Each tensor in the safetensors file is stored under its tensor name as the binding name.

Parameters:
  • name – Adapter name (user-facing identifier).

  • path – Path to the .safetensors file.

  • stream – CUDA stream for async loading.

Throws:

std::runtime_error – if file cannot be read or format is invalid.

void addWeights(
std::string const &name,
std::map<std::string, rt::Tensor> weights
)#

Register adapter weights directly (useful for unit testing without I/O).

Parameters:
  • name – Adapter name.

  • weights – Map of binding-name to tensor (tensors are moved from).

void switchWeights(std::string const &name)#

Activate an adapter by name.

Parameters:

name – Adapter name (must have been loaded/added previously).

Throws:

std::runtime_error – if the adapter name is not found.

void resetWeights()#

Deactivate any adapter. After this call getActiveWeight() returns a reference to a zero-filled dummy tensor (of shape [1]).

rt::Tensor &getActiveWeight(std::string const &bindingName)#

Retrieve the currently active tensor for a given binding name. O(1).

Parameters:

bindingName – The engine binding name (e.g. “lora_A_layer_0”).

Throws:

std::runtime_error – if bindingName is not found in the active adapter.

Returns:

Reference to the weight tensor (dummy tensor if no adapter is active).

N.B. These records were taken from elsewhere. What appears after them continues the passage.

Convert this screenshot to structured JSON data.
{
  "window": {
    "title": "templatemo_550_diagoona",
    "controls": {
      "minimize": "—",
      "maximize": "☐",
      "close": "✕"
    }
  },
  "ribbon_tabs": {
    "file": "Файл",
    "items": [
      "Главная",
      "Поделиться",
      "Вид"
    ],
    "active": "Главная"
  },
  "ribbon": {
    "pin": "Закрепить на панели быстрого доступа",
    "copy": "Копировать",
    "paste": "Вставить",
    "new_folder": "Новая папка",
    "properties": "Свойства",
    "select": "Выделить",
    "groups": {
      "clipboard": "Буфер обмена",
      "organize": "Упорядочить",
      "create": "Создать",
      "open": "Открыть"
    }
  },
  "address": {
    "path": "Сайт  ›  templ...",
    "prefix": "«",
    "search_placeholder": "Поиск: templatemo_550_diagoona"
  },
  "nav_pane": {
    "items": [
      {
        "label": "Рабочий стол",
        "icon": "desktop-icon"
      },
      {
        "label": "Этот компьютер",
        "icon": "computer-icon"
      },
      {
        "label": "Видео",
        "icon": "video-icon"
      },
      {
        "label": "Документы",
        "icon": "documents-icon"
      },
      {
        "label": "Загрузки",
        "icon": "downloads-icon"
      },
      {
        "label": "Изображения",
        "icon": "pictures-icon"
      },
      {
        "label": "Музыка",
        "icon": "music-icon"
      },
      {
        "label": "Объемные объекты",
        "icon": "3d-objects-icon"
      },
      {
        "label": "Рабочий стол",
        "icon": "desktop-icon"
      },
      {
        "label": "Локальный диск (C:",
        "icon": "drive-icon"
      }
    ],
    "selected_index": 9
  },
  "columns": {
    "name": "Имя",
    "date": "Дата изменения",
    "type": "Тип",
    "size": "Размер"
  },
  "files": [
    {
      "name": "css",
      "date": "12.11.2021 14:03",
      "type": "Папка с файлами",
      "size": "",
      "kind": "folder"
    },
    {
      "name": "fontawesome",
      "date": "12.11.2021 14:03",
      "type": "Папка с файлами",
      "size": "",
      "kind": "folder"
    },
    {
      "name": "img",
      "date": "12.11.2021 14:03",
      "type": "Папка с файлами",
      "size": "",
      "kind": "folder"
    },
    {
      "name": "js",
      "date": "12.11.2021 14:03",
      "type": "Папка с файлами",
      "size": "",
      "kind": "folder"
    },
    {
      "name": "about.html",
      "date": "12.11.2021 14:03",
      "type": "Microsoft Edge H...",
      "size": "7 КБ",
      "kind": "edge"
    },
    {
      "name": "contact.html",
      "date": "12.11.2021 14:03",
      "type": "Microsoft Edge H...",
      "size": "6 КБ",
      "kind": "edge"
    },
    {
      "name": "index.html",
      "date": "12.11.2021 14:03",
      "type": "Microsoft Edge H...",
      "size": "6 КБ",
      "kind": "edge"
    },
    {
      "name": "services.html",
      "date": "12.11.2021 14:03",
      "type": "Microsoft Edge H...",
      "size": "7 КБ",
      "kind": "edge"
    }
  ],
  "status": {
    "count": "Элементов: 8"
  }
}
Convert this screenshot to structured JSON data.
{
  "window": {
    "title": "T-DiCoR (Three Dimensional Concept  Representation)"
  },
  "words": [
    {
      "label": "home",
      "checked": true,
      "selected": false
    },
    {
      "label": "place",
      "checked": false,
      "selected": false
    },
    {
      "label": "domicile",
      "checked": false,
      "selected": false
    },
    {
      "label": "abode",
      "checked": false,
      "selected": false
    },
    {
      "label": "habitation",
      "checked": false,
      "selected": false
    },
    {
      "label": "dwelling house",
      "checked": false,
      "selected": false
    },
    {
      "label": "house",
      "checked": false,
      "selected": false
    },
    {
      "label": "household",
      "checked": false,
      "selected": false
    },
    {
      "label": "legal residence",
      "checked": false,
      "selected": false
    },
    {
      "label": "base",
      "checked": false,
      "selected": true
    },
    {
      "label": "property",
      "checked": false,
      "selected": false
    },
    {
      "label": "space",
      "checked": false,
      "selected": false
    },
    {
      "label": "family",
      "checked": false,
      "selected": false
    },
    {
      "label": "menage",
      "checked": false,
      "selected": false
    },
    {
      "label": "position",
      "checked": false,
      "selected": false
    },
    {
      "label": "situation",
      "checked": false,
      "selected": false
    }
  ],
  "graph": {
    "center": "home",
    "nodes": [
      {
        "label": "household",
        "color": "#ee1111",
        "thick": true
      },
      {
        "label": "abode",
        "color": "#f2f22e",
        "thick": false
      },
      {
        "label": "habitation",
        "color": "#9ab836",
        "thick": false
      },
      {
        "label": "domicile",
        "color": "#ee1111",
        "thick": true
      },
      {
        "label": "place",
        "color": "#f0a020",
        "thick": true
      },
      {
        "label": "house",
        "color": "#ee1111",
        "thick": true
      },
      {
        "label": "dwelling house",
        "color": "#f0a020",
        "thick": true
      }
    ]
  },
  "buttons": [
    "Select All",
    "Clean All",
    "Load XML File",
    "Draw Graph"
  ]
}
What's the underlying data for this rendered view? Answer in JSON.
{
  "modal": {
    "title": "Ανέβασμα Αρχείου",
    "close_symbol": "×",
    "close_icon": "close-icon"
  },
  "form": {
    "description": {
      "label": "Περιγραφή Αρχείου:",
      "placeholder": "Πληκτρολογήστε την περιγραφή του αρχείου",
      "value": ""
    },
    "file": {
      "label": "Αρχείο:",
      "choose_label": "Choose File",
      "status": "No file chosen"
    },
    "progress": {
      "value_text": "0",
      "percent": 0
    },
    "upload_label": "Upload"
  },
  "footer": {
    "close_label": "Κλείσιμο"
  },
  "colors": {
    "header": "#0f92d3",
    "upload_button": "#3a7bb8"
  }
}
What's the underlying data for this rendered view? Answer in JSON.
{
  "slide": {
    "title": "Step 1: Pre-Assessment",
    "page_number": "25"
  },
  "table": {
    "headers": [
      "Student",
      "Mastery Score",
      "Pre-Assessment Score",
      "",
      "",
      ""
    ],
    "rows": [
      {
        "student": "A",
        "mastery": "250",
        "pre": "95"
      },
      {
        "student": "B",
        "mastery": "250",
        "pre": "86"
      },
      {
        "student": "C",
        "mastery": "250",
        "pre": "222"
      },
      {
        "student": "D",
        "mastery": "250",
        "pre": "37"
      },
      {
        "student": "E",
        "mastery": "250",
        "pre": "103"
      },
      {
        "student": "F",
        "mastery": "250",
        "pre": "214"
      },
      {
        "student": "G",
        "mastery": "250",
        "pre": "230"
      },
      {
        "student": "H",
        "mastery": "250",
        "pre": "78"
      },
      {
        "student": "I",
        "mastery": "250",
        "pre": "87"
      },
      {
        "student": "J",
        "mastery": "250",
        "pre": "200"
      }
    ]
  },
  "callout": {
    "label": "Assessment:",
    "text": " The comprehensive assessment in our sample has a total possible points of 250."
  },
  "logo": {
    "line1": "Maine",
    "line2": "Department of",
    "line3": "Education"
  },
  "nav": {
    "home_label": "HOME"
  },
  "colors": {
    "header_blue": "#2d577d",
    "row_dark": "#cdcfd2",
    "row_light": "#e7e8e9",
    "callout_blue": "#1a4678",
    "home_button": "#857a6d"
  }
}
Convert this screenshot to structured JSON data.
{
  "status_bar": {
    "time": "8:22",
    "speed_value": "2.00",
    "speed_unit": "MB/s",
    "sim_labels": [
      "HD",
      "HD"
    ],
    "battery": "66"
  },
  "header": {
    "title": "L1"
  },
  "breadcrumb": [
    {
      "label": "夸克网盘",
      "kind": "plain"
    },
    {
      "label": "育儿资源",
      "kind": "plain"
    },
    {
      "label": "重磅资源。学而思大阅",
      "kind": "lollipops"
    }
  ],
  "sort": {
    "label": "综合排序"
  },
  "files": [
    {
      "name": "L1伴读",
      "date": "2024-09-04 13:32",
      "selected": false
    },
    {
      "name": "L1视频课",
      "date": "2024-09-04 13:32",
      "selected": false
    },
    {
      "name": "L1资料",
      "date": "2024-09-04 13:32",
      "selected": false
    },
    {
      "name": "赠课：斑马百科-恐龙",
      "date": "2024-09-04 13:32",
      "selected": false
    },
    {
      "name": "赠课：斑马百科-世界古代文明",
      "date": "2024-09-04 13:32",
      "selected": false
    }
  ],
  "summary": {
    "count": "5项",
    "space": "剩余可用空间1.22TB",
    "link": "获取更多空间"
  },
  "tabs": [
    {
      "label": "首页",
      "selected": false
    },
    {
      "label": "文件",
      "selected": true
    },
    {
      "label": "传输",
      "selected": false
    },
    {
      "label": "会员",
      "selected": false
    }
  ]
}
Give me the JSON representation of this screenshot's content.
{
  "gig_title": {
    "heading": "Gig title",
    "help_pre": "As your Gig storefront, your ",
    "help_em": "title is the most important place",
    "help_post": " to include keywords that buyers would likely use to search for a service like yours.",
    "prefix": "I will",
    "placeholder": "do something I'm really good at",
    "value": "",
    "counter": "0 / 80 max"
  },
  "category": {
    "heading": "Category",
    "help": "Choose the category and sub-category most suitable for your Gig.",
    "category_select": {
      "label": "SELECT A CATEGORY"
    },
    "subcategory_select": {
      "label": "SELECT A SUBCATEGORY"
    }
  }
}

std::string const &getActiveAdapterName() const noexcept#

Return the name of the currently active adapter, or an empty string if no adapter is active.

std::vector<std::string> getBindingNames() const#

Return all binding names across all loaded adapters. Useful for initialising a TensorMap with the correct keys.

std::vector<std::string> getAdapterNames() const#

Return all loaded adapter names.

bool hasActiveAdapter() const noexcept#

Check whether any adapter is currently active.

bool hasWeightFor(std::string const &bindingName) const noexcept#

Check whether the active adapter contains a weight under bindingName.

Fused engines and non-fused adapters sometimes use different naming conventions (e.g. qkv_proj.* vs separate q_proj.* / k_proj.* / v_proj.*). refreshTensorMap uses this predicate to decide whether to bind the adapter’s weight or fall back to a dummy tensor, without paying the cost of try / catch around getActiveWeight.

Returns false when no adapter is active.

void initializeEngineBindings(EngineExecutor const &runner)#

Register the engine’s LoRA I/O bindings and create rank=1 dummy tensors with the correct engine shapes. Must be called once after the EngineExecutor is constructed so that refreshTensorMap() knows which names to populate.

Encapsulates the LoRA binding-shape convention:

  • lora_A_* weights have shape [k, rank]; dummy sets last dim to 1.

  • lora_B_* weights have shape [rank, n]; dummy sets first dim to 1.

Parameters:

runner – Source of the engine I/O list and per-binding max shapes.

void refreshTensorMap(TensorMap &map)#

Refresh all LoRA entries in the given TensorMap.

For each registered engine binding name, either the active adapter’s weight tensor or the per-binding dummy tensor is written into map. Must be called after every switchWeights() / resetWeights().

Parameters:

mapTensorMap to update with the current LoRA bindings.